00:30:24.970 To recap: we had this monolith framework with one peculiar issue. Every time we defined a business action, we would mount it onto a route. However, controllers created during the application’s boot process persisted longer than necessary due to the manner in which Spring operates. As it started, Spring would keep instances of the Ruby on Rails application in memory, leading to a surprising retention of older controllers despite subsequent reloads. These conditions ultimately led to a mountain of performance issues.

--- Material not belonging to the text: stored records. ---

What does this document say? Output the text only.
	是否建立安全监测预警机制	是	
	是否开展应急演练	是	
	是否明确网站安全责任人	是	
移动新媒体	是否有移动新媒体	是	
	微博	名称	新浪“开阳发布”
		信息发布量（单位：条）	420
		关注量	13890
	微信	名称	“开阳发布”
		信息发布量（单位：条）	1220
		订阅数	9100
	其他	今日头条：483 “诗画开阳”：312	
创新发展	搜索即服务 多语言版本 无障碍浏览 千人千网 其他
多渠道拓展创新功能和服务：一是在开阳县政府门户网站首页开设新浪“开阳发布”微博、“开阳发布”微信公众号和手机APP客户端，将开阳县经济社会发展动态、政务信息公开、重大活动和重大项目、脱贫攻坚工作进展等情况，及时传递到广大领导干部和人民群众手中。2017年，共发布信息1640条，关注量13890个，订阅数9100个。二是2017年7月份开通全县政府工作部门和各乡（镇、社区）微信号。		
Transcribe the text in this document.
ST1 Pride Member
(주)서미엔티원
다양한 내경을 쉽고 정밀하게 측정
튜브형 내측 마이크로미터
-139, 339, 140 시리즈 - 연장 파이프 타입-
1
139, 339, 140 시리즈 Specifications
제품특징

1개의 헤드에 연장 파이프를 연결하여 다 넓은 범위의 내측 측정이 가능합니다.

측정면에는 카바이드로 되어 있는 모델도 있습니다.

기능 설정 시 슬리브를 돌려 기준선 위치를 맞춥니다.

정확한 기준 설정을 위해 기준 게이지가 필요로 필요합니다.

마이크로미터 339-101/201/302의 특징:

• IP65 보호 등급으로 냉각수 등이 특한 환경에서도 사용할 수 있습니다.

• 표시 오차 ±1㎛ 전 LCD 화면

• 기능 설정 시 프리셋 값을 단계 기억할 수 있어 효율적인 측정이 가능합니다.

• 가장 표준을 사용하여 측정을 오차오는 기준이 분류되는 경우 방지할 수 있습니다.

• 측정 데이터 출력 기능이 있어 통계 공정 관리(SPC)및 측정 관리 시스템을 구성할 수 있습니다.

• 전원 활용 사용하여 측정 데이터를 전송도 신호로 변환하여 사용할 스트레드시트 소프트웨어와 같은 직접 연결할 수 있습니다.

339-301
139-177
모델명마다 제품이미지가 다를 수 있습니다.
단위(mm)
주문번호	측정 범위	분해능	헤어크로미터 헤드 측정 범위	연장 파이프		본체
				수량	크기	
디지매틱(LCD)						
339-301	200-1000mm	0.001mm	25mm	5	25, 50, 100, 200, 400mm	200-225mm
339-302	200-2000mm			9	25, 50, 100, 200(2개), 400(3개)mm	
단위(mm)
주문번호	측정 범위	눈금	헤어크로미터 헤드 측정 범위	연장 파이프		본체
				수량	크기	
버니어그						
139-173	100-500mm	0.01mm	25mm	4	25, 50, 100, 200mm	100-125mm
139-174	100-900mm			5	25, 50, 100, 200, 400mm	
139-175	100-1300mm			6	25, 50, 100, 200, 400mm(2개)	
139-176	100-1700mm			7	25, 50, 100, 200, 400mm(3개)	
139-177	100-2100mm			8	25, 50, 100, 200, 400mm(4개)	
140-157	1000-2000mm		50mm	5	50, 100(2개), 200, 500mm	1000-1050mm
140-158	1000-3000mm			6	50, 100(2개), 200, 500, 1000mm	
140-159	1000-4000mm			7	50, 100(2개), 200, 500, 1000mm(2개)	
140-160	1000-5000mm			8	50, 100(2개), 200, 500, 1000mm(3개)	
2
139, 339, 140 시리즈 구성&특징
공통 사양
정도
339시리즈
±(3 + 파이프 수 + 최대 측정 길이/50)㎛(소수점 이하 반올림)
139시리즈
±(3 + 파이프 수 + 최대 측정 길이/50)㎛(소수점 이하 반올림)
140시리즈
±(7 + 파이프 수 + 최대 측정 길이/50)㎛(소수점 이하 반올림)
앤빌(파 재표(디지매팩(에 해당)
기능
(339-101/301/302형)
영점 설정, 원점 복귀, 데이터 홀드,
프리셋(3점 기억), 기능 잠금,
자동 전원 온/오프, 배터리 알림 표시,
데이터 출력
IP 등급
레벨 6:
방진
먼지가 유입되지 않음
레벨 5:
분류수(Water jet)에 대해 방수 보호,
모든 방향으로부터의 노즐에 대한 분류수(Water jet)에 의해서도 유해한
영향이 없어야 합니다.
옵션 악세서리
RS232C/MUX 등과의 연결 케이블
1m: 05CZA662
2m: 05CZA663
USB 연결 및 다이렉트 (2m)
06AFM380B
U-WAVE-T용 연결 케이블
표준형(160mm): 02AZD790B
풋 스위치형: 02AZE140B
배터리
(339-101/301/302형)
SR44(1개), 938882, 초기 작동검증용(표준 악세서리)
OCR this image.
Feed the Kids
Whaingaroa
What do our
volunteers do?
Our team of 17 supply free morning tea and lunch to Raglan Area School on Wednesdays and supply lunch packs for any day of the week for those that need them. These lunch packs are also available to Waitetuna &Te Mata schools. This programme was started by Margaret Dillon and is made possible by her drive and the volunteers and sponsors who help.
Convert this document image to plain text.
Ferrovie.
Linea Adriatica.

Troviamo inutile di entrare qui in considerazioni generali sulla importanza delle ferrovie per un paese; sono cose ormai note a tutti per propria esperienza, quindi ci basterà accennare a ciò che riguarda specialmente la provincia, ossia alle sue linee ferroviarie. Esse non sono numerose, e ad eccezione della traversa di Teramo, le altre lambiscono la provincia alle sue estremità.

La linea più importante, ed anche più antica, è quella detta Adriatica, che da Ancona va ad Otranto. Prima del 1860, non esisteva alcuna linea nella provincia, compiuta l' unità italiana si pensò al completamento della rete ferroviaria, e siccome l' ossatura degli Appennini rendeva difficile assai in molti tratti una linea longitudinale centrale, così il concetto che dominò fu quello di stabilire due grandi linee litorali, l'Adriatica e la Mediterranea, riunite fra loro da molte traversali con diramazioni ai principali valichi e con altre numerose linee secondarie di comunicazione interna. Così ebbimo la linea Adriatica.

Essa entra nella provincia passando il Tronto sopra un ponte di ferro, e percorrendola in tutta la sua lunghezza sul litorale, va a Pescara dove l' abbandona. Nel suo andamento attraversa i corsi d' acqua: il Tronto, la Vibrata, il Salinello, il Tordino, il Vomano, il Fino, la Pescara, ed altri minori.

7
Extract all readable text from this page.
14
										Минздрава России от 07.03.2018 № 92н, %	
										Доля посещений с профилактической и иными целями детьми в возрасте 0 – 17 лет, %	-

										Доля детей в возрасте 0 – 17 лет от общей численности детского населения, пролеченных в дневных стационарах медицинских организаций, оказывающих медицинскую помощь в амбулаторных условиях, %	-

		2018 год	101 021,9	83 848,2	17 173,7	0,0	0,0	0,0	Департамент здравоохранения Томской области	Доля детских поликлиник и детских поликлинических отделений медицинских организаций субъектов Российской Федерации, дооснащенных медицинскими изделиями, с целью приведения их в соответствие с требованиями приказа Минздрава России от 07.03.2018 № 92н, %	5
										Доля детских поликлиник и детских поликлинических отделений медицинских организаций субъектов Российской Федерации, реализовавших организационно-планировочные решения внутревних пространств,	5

00:31:44.620 Making these discoveries allowed me to roll back and address what we had been doing wrong. We re-implemented our interface for mounting business actions onto the routes, which was a significant change. This process took considerable time, comparable to the debugging process itself. Speaking about this debug experience as an odyssey, I can say it wasn’t a simple task; in fact, it spanned over a month’s time. However, we learned a critical lesson: we should refrain from creating controllers at the application’s boot time.
00:32:47.160 So, we made adjustments and fixed it. Consequently, constant time complexity improved, and our issues were resolved. In essence, we were creating controllers only after Spring had started—eliminating their unintended retention in that primary Spring instance. Thus, fixing these issues was a significant success for the team.
00:33:53.060 Now, to finish up: the lessons we’re left with aren’t centered around avoiding Rails altogether but rather a reminder of the importance of knowing the code you have written. It’s essential to understand how your application interfaces with the frameworks you rely upon, such as Rails. Gaining that level of understanding can be quite challenging, especially when collaborating with numerous other developers who are continuously introducing changes to the codebase.
00:35:02.190 We also have to grasp that our frameworks add layers upon layers of complexity to our work, so it may be worthy to consider different approaches to application architecture that does not hinge on monolithic and cumbersome frameworks. While I have yet to pursue these ideas, I intend to explore that direction more vigorously moving forward.
00:36:42.750 Finally, I promised an epilogue to my talk. Years after this experience, I discovered a small piece of code within Active Support, specifically within a module called 'DescendantsTracker.' This module, included in every object in a Rails application, contains a class variable linking every class with its parent class. If, for some reason, you find your classes aren’t being garbage collected, it might be because they are still retained within that hash for optimization purposes. This is crucial to keep in mind when dealing with memory issues in Rails applications, as the frameworks may try to cache and manage object life cycles in non-transparent ways.
00:37:34.960 So, bug hunting can be quite an adventure. Thank you for your attention! Was it worth debugging a persistent development environment issue for such an extended period? Or should you ditch Spring or Guard altogether? In my opinion, absolutely yes, it was worth it. During that time, we had between 50 and 200 developers in the company, all running tests frequently throughout the day. The first three runs with Spring were significantly faster than running those tests without it. However, after several runs with Spring, its utility diminished. Despite that, using Spring had clear advantages, and I truly believe the effort was worth it.
00:39:10.920 Now, our framework is production-tested, and you can confidently use it since it won’t impede your development environment. Thank you!